Conclusions: These results suggest that dysbiosis of the oral microbiota may be a typical feature of hyperglycemia and might also contribute to disease aggravation in the progression of hyperglycemias.
Quote from rockarolla on June 18, 2021, 10:11 am@tim-2
Most of the times fiber comes in a conditionally bad package consisting of polyphenols, phytosterols, lectins, some toxins, oxalates, salicylates....
All of the above could contribute to hypo via different pathways.
Even fiber, indirectly, could lead to increased toxemia through bugs refeed with corresponding killing by polyphenols(phenolic class antibiotics), and toxemia raises cortisol(so insulin resistance, fat gain, immune system shutdown like from glucocorticoids).
Maybe as a decoration its ok though. And it all depends on the overall level of health. The more person is sick the more diet should be restricted IMO, especially avoiding things contributing to metabolism slow down.

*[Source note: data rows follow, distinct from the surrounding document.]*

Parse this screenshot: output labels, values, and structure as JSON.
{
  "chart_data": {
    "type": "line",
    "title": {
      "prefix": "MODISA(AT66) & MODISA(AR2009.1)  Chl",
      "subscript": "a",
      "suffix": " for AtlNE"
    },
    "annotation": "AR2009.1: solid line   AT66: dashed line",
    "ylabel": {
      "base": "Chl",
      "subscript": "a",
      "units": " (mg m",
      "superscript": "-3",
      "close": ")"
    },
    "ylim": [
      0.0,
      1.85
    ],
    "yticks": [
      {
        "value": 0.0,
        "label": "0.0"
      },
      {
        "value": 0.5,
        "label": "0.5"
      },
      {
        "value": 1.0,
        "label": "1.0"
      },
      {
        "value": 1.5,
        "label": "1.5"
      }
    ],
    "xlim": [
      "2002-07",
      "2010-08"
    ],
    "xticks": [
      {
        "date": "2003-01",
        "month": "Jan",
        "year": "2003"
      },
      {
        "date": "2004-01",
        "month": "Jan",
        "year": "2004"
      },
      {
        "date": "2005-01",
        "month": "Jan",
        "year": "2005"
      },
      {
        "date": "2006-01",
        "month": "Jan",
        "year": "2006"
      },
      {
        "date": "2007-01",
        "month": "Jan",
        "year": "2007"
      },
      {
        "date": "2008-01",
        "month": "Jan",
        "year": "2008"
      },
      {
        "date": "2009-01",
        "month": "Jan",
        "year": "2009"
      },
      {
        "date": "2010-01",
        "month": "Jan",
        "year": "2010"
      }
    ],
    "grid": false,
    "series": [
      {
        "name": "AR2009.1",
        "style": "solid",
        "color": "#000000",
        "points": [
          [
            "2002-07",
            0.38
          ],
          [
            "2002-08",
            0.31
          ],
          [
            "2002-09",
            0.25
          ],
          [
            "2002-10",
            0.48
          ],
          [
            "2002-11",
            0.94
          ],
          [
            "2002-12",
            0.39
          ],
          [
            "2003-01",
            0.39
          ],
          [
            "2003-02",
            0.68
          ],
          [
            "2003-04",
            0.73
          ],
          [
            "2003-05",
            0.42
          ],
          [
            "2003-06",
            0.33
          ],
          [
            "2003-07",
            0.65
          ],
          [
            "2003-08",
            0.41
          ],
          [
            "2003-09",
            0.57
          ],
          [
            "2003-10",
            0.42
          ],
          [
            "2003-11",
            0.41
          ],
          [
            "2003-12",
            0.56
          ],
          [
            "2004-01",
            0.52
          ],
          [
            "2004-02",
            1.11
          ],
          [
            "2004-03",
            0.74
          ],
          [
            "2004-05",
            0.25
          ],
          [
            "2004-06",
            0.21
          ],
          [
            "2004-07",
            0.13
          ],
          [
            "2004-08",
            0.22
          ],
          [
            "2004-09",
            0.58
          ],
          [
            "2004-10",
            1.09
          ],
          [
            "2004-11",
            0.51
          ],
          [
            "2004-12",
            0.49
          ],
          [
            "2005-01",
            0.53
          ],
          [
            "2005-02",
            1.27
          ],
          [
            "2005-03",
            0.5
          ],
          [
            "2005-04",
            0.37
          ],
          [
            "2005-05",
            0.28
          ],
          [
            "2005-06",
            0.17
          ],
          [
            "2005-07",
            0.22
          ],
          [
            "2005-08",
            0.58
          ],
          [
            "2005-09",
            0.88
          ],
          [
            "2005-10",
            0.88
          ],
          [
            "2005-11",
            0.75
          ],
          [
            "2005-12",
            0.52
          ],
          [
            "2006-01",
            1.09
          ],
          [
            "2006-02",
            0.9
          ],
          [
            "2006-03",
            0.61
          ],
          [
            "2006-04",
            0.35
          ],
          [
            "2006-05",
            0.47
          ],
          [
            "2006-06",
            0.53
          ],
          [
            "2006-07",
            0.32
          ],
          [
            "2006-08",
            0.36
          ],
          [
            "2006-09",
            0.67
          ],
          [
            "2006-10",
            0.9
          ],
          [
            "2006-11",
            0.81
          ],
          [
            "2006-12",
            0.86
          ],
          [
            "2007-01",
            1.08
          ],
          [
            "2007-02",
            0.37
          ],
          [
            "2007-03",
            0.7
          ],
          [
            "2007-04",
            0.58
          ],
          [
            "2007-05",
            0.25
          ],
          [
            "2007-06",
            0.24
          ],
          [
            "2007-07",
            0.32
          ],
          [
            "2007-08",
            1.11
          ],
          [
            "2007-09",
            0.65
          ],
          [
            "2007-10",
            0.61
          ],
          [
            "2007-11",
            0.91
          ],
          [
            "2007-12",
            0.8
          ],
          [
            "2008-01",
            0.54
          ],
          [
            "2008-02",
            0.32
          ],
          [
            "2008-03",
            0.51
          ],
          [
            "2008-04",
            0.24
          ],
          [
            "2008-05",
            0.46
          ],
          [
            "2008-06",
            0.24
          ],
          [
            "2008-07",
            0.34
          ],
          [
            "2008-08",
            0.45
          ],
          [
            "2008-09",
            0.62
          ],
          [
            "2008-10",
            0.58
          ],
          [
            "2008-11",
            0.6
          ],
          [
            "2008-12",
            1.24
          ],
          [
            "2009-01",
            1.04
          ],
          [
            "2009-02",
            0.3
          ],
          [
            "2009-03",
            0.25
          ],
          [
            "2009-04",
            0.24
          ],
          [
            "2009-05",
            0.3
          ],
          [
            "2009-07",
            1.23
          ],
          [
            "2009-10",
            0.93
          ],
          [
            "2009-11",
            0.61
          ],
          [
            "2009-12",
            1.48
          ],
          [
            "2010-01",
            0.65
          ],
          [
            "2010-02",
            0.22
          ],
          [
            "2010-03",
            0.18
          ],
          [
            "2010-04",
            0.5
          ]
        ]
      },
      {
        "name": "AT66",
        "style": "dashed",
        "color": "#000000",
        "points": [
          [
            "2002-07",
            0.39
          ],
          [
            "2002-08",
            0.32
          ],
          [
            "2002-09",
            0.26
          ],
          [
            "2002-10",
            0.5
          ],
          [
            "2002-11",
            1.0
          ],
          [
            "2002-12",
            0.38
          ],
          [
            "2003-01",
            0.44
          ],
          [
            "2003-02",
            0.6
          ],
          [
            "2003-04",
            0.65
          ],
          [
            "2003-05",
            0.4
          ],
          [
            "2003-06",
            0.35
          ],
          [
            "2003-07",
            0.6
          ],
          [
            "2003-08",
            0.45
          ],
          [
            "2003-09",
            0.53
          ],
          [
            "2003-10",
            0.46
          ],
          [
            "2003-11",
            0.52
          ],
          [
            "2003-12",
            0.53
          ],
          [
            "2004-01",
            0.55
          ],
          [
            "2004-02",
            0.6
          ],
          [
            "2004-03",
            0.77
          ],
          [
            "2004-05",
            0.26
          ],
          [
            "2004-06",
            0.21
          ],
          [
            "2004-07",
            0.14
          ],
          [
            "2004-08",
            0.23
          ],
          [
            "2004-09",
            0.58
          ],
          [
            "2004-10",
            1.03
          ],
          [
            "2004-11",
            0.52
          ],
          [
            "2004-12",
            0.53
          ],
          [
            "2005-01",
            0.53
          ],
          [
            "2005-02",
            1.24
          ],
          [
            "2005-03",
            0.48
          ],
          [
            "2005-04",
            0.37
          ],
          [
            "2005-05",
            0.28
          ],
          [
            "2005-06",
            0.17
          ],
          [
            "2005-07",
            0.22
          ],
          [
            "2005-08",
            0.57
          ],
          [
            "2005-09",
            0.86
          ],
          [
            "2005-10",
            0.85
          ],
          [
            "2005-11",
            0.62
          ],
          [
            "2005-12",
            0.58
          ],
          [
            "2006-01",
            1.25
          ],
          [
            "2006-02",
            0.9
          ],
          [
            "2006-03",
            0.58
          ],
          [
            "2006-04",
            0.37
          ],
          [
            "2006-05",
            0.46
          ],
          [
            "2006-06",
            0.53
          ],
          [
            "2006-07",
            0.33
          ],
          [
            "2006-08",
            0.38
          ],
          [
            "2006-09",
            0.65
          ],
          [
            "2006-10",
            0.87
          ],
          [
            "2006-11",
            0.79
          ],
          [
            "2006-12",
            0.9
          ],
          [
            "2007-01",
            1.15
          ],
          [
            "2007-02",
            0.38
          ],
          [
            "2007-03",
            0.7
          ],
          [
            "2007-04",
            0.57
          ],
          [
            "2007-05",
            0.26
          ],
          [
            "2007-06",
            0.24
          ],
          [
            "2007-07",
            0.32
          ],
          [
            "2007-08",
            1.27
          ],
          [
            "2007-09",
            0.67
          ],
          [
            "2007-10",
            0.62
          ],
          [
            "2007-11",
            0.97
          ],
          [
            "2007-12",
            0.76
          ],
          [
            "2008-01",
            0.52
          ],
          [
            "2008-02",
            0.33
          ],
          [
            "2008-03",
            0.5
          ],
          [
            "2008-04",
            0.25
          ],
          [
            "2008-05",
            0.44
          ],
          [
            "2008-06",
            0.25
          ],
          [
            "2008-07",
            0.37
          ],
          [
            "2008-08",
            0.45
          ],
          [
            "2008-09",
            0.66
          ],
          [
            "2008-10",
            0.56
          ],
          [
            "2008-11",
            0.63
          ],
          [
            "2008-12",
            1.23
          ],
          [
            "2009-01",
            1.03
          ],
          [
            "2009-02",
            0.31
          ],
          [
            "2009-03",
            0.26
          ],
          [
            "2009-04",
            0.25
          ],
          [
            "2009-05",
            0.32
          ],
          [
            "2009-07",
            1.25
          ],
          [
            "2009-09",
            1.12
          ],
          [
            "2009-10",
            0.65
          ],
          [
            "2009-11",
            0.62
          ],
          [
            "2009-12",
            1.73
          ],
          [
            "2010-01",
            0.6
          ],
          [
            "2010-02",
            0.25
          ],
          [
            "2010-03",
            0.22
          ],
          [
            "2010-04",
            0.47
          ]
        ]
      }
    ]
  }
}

Most of the times fiber comes in a conditionally bad package consisting of polyphenols, phytosterols, lectins, some toxins, oxalates, salicylates....
All of the above could contribute to hypo via different pathways.
Even fiber, indirectly, could lead to increased toxemia through bugs refeed with corresponding killing by polyphenols(phenolic class antibiotics), and toxemia raises cortisol(so insulin resistance, fat gain, immune system shutdown like from glucocorticoids).
Maybe as a decoration its ok though. And it all depends on the overall level of health. The more person is sick the more diet should be restricted IMO, especially avoiding things contributing to metabolism slow down.